The deal, which the Senate passed late Wednesday, would bring down student loan rates, which were 3.4 percent until they doubled on July 1 to 6.8 percent because Congress failed to meet a deadline to act on the issue. But it also will link student loan rates to financial markets, which means that students could face much higher rates in years to come.
Under the deal, undergraduates could borrow money this fall at a 3.9 percent interest rate, though the rate could rise later to as high as 8.25 percent. Graduate students could borrow this fall at a 5.4 percent interest rate with the rate able to rise later as high as 9.5 percent. And parents could borrow for their children’s education at a 6.4 percent interest rate, with the rate permitted to top out at 10.5 percent. By 2017, it is projected that interest rates will be higher than they are now.
Jeremy Moule of the Rochester City Paper argues that even the 3.9 percent rate is higher than it should be, noting that “Chase bank offers a standard 60-month auto loan at a 3.14 percent interest rate.”
I don’t think it’s a stretch to argue that society’s better off when someone goes to college than it is when someone buys a car.
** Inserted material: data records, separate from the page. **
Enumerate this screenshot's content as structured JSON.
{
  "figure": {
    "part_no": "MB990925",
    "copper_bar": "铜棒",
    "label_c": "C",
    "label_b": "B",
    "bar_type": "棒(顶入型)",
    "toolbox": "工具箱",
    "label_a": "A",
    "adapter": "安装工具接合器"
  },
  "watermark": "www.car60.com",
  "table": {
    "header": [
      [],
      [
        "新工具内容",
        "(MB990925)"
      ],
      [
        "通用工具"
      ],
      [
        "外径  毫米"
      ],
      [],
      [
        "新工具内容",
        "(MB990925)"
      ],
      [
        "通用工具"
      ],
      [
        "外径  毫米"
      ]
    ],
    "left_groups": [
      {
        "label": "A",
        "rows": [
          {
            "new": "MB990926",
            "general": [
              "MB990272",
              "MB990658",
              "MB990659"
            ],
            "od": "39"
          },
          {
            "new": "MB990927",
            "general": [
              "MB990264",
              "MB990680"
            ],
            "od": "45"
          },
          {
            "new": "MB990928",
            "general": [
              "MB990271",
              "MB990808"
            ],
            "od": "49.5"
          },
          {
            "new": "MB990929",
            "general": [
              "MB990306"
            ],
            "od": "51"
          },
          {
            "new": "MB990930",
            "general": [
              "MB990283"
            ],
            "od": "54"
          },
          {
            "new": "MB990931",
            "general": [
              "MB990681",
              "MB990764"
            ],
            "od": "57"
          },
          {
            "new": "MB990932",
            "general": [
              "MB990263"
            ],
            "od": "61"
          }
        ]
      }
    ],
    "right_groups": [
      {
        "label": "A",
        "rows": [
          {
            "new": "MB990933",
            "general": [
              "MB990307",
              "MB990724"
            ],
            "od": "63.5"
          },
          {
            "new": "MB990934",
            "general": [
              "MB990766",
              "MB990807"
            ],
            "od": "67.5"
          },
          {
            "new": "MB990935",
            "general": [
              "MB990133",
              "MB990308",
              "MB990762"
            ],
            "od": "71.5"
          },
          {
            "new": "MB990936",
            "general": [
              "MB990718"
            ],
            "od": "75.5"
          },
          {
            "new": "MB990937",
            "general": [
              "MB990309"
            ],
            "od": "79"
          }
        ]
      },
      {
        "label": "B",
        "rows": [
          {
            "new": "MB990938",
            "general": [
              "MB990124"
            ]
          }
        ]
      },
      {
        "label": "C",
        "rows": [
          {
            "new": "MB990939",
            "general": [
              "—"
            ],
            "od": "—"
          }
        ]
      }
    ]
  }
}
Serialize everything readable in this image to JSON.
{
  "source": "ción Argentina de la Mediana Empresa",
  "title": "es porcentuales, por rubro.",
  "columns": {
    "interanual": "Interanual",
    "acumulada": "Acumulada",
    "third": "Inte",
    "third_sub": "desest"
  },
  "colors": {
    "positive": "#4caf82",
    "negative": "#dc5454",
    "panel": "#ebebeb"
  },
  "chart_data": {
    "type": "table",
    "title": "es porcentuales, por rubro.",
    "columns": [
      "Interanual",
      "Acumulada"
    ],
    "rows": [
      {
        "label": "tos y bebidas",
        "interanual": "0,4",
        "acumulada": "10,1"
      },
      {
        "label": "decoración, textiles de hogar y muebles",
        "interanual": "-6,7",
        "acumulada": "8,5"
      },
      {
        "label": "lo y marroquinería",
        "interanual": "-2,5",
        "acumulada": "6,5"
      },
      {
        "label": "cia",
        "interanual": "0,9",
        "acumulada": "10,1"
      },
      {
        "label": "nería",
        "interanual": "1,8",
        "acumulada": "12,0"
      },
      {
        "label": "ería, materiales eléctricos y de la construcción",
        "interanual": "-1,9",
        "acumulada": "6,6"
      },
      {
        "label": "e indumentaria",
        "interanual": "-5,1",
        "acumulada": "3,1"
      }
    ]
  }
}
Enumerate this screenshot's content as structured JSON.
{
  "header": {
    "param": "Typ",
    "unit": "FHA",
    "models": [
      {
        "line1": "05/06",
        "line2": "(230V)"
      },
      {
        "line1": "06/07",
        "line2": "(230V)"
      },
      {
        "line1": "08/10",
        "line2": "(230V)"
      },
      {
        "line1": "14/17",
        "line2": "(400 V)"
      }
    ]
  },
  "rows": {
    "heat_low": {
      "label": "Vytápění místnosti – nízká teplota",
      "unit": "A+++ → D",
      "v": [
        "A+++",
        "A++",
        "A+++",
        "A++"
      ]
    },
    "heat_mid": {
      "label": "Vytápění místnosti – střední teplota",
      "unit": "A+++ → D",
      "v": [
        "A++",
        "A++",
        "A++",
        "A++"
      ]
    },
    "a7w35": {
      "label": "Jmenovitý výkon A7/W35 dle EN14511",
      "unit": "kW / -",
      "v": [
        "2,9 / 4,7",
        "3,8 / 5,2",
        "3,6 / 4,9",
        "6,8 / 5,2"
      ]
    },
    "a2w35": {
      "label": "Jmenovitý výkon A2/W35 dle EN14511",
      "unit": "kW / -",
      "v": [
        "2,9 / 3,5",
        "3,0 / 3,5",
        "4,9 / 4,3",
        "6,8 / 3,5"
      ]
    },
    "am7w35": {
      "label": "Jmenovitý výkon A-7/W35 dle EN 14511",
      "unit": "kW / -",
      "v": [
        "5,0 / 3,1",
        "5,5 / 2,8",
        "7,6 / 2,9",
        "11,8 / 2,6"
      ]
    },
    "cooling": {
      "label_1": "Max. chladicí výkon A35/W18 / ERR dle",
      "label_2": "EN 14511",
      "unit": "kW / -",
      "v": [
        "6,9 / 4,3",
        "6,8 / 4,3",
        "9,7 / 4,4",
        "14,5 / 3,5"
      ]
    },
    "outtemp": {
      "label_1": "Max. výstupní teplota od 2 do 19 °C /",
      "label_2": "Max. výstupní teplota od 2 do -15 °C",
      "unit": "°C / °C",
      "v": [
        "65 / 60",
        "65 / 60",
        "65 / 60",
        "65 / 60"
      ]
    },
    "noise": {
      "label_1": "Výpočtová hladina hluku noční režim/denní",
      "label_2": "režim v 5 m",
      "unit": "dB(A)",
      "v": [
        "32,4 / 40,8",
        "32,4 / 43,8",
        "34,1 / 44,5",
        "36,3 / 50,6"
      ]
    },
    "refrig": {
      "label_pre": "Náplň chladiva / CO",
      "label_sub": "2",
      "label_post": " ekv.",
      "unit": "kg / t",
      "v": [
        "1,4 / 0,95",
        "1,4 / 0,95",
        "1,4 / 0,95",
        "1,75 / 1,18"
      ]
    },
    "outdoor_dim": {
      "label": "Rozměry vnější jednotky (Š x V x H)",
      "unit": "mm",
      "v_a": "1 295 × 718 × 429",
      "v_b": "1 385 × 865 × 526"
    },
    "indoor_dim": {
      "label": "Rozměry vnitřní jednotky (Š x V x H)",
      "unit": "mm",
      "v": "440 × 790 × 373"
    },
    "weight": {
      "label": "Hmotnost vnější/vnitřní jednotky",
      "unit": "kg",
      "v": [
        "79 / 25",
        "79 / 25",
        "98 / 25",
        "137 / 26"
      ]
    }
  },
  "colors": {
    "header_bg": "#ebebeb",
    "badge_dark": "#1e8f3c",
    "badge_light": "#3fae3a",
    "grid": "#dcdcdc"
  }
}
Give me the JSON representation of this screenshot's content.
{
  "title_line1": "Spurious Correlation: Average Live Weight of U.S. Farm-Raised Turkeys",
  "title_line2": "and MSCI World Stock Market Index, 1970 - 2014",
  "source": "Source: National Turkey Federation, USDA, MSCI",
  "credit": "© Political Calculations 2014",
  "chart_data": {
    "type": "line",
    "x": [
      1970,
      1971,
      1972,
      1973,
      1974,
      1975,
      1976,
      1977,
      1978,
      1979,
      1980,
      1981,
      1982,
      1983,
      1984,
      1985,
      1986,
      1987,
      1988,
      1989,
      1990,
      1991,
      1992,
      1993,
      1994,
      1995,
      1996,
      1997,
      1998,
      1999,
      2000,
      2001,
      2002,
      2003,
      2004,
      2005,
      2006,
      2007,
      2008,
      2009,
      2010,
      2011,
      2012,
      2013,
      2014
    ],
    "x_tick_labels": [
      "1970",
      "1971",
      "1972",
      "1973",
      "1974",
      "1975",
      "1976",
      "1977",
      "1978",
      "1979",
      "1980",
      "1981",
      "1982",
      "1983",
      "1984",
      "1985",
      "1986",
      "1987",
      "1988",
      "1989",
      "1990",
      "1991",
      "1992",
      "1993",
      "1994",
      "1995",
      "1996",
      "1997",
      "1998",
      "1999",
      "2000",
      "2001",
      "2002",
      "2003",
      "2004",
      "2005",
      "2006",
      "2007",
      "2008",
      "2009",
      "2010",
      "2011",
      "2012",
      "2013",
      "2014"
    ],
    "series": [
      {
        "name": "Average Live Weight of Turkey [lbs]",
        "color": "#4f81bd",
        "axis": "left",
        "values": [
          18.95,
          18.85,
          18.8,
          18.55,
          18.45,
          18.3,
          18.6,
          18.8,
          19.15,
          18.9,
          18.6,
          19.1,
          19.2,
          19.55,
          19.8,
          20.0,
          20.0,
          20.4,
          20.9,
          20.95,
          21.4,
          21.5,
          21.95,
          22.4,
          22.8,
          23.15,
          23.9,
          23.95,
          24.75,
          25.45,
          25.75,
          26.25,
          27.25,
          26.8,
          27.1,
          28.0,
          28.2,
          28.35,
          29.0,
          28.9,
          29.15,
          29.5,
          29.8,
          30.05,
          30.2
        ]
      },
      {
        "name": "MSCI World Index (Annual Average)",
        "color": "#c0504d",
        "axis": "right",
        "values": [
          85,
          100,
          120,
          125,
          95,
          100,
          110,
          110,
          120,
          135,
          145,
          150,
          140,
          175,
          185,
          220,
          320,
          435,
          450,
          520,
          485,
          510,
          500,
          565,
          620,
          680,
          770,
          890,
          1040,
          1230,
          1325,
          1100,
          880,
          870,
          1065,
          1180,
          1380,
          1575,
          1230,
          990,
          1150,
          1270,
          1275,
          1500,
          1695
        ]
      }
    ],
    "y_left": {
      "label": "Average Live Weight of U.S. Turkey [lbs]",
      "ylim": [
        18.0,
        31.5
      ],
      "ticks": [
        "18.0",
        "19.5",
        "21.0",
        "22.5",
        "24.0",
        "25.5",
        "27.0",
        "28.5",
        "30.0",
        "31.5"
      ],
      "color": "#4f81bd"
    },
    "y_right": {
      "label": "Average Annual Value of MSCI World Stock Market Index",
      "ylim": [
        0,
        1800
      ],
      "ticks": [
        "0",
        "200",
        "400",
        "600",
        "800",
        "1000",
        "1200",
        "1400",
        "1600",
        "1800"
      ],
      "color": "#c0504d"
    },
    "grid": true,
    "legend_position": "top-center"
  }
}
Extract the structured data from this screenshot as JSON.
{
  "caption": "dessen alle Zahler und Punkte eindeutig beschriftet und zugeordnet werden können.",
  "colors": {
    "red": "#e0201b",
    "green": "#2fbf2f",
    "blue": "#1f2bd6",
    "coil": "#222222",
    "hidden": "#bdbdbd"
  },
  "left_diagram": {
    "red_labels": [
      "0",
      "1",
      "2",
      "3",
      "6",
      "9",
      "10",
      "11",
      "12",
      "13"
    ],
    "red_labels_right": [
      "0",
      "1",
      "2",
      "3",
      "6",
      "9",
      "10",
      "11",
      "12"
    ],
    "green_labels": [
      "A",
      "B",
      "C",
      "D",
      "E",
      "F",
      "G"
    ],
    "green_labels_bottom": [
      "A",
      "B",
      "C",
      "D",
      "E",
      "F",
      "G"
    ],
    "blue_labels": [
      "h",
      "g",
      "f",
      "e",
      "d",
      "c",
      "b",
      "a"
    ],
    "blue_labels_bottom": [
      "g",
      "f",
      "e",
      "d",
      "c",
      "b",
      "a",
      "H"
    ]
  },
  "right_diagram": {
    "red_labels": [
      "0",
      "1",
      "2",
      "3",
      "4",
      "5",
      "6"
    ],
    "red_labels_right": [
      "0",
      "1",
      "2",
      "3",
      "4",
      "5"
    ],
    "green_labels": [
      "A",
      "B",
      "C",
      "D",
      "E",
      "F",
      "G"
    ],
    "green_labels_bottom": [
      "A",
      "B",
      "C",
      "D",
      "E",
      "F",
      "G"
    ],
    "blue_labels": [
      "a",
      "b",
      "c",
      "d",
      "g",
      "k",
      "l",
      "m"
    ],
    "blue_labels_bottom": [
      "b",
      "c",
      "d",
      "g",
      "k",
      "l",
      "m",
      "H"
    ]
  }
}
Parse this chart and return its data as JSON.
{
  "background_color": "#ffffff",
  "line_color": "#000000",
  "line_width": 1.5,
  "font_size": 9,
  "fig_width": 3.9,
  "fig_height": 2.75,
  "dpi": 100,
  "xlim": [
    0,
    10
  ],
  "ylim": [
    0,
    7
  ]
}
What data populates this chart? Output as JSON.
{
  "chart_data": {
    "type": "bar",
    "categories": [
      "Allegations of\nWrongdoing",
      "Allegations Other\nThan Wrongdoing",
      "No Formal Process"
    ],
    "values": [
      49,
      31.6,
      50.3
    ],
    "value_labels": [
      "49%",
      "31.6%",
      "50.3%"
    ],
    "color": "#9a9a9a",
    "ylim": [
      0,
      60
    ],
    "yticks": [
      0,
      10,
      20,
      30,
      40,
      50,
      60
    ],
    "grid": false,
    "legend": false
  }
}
Good point (though I’m sure there are people out there who will argue the point).
You’d think an administration that is as keen on raising college graduation rates as the Obama administration is would reject linking the rates to markets that allow the cost of a loan to rise significantly, making it harder than it is now for young people to afford college. On the other hand, the administration has been backing corporate-influenced K-12 school reform for years, so this isn’t a big surprise.
Liberal Democrats led by Sen. Elizabeth Warren of Massachusetts rightly protested, saying that student loans should be as low as possible and not tied to market rates. She said that that under the compromise, the government is expected to make nearly $200 billion over the next 10 years because of the new rates. She said in an email to constituents:
I can’t support a proposal that squeezes even more profits out of our kids. In fact, I think this whole system stinks.
Good point (although I’m sure some of you will argue otherwise).
Other Senate Democrats acknowledged that the deal wasn’t ideal. But they said it was the best that could be reached right now, and that it was important to go along with the deal so that loan rates could come down right away. Congress can tackle it again down the road, they said.
That’s one thing Congress is good at doing.